In many ways, The Suffering emerged out of the ashes of a game I had spent the prior two years on, an action/RPG Western called Gunslinger, a game that ultimately fell prey to the market's aversion to its setting in the old West.
The Suffering was planned from the get-go to be more focused and conservative in what it tried to accomplish than the extremely ambitious Gunslinger. I realized that in the end part of what sunk Gunslinger was its lofty aspirations, and with The Suffering we had a game I knew we could pull off, including its drastically stripped down morality system. From the start, however, I had very concrete design goals for the project that I hoped would make it stand out.
Most important was that The Suffering was to be an action horror game, instead of a survival horror game. This meant we were going to focus more on combat and avoid the long cut-scenes, frail central characters, clumsy controls, fixed camera angles, and sparse ammo of many console horror games. Losing those elements we knew we would not be able to pull off the cinematic style of horror employed by Silent Hill and Resident Evil, and would need to instead focus on establishing a more disturbing and unsettling tone, taking horror novels as our inspiration instead of films.
When we first became interested in developing The Suffering, we felt that we had learned a lot about third person shooting mechanics through Gunslinger. Looking back on it now it seems much of what we had learned was what not to do. The aiming-based shooting combat that ships in The Suffering is nothing like the target-lock based shooting that was in the final iteration of Gunslinger. Something that carried over more directly was Gunslinger's reputation system, but in a drastically simplified form. In Gunslinger our goal was to keep track of the player's "good" or "bad" actions and then have the NPCs in the environment react accordingly. This was an incredibly complex system with multiple groups who might view the player's actions differently incorporated with a unique method of distributing knowledge of the player's actions through a town full of people in a believable fashion. (For those interested in the system, Greg Alt wrote an in-depth article about its architecture for the first AI Game Programming Wisdom book.)
We also felt we could be more effective at keeping the player tense and on-edge by immersing them in the game-world as much as possible. In addition to our improved controls and limited cut-scenes, we wanted to immerse the player through player-empowerment. A number of our decisions reflected this: control of the player character would be as smooth and intuitive as possible; the player would be able to interact with the game-world in a believable and consistent way; the player would make their own way through the game-world via multiple paths and numerous optional side-areas; there would be multiple ways to accomplish a given task; players would be able to explore the game's story as much or as little as they want; and players would be allowed to make important choices about how they act in the game world, thus tying into our morality system. Through these important choices, the player is able to determine the main character Torque's guilt or innocence of the crime that landed him in prison. We felt this was our strongest element of player empowerment, allowing players to determine not only Torque's future but also his past, something altogether unique in games.

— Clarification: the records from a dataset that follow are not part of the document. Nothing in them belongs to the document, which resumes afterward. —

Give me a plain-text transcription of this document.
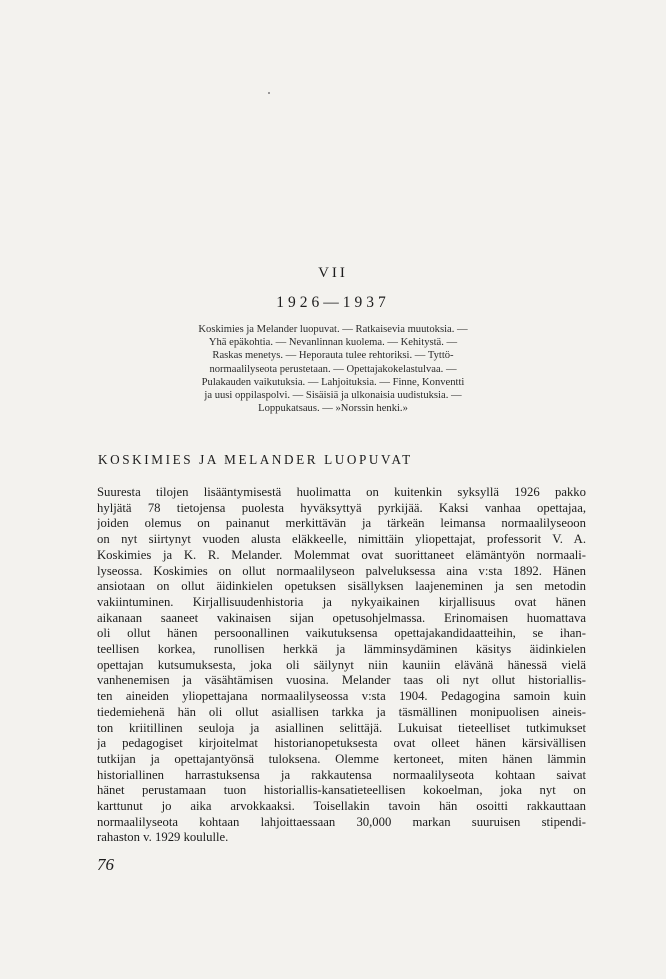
VII
1926—1937
Koskimies ja Melander luopuvat. — Ratkaisevia muutoksia. —
Yhä epäkohtia. — Nevanlinnan kuolema. — Kehitystä. —
Raskas menetys. — Heporauta tulee rehtoriksi. — Tyttö-
normaalilyseota perustetaan. — Opettajakokelastulvaa. —
Pulakauden vaikutuksia. — Lahjoituksia. — Finne, Konventti
ja uusi oppilaspolvi. — Sisäisiä ja ulkonaisia uudistuksia. —
Loppukatsaus. — »Norssin henki.»
KOSKIMIES JA MELANDER LUOPUVAT
Suuresta tilojen lisääntymisestä huolimatta on kuitenkin syksyllä 1926 pakko
hyljätä 78 tietojensa puolesta hyväksyttyä pyrkijää. Kaksi vanhaa opettajaa,
joiden olemus on painanut merkittävän ja tärkeän leimansa normaalilyseoon
on nyt siirtynyt vuoden alusta eläkkeelle, nimittäin yliopettajat, professorit V. A.
Koskimies ja K. R. Melander. Molemmat ovat suorittaneet elämäntyön normaali-
lyseossa. Koskimies on ollut normaalilyseon palveluksessa aina v:sta 1892. Hänen
ansiotaan on ollut äidinkielen opetuksen sisällyksen laajeneminen ja sen metodin
vakiintuminen. Kirjallisuudenhistoria ja nykyaikainen kirjallisuus ovat hänen
aikanaan saaneet vakinaisen sijan opetusohjelmassa. Erinomaisen huomattava
oli ollut hänen persoonallinen vaikutuksensa opettajakandidaatteihin, se ihan-
teellisen korkea, runollisen herkkä ja lämminsydäminen käsitys äidinkielen
opettajan kutsumuksesta, joka oli säilynyt niin kauniin elävänä hänessä vielä
vanhenemisen ja väsähtämisen vuosina. Melander taas oli nyt ollut historiallis-
ten aineiden yliopettajana normaalilyseossa v:sta 1904. Pedagogina samoin kuin
tiedemiehenä hän oli ollut asiallisen tarkka ja täsmällinen monipuolisen aineis-
ton kriitillinen seuloja ja asiallinen selittäjä. Lukuisat tieteelliset tutkimukset
ja pedagogiset kirjoitelmat historianopetuksesta ovat olleet hänen kärsivällisen
tutkijan ja opettajantyönsä tuloksena. Olemme kertoneet, miten hänen lämmin
historiallinen harrastuksensa ja rakkautensa normaalilyseota kohtaan saivat
hänet perustamaan tuon historiallis-kansatieteellisen kokoelman, joka nyt on
karttunut jo aika arvokkaaksi. Toisellakin tavoin hän osoitti rakkauttaan
normaalilyseota kohtaan lahjoittaessaan 30,000 markan suuruisen stipendi-
rahaston v. 1929 koululle.
76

Finally, to have a disturbing and
unsettling tone we knew that creepy monsters alone
would not be enough. Therefore we wanted to tie into
real-world horrific events. Thus the storyline is
suffused with the darkest elements of American history,
including prison life and culture, slavery, racism,
unethical medical experimentation, mob-mentality executions,
and the death penalty. This is fairly serious subject
matter for a videogame, particularly an action-adventure,
and it amplified the horror of our world tremendously.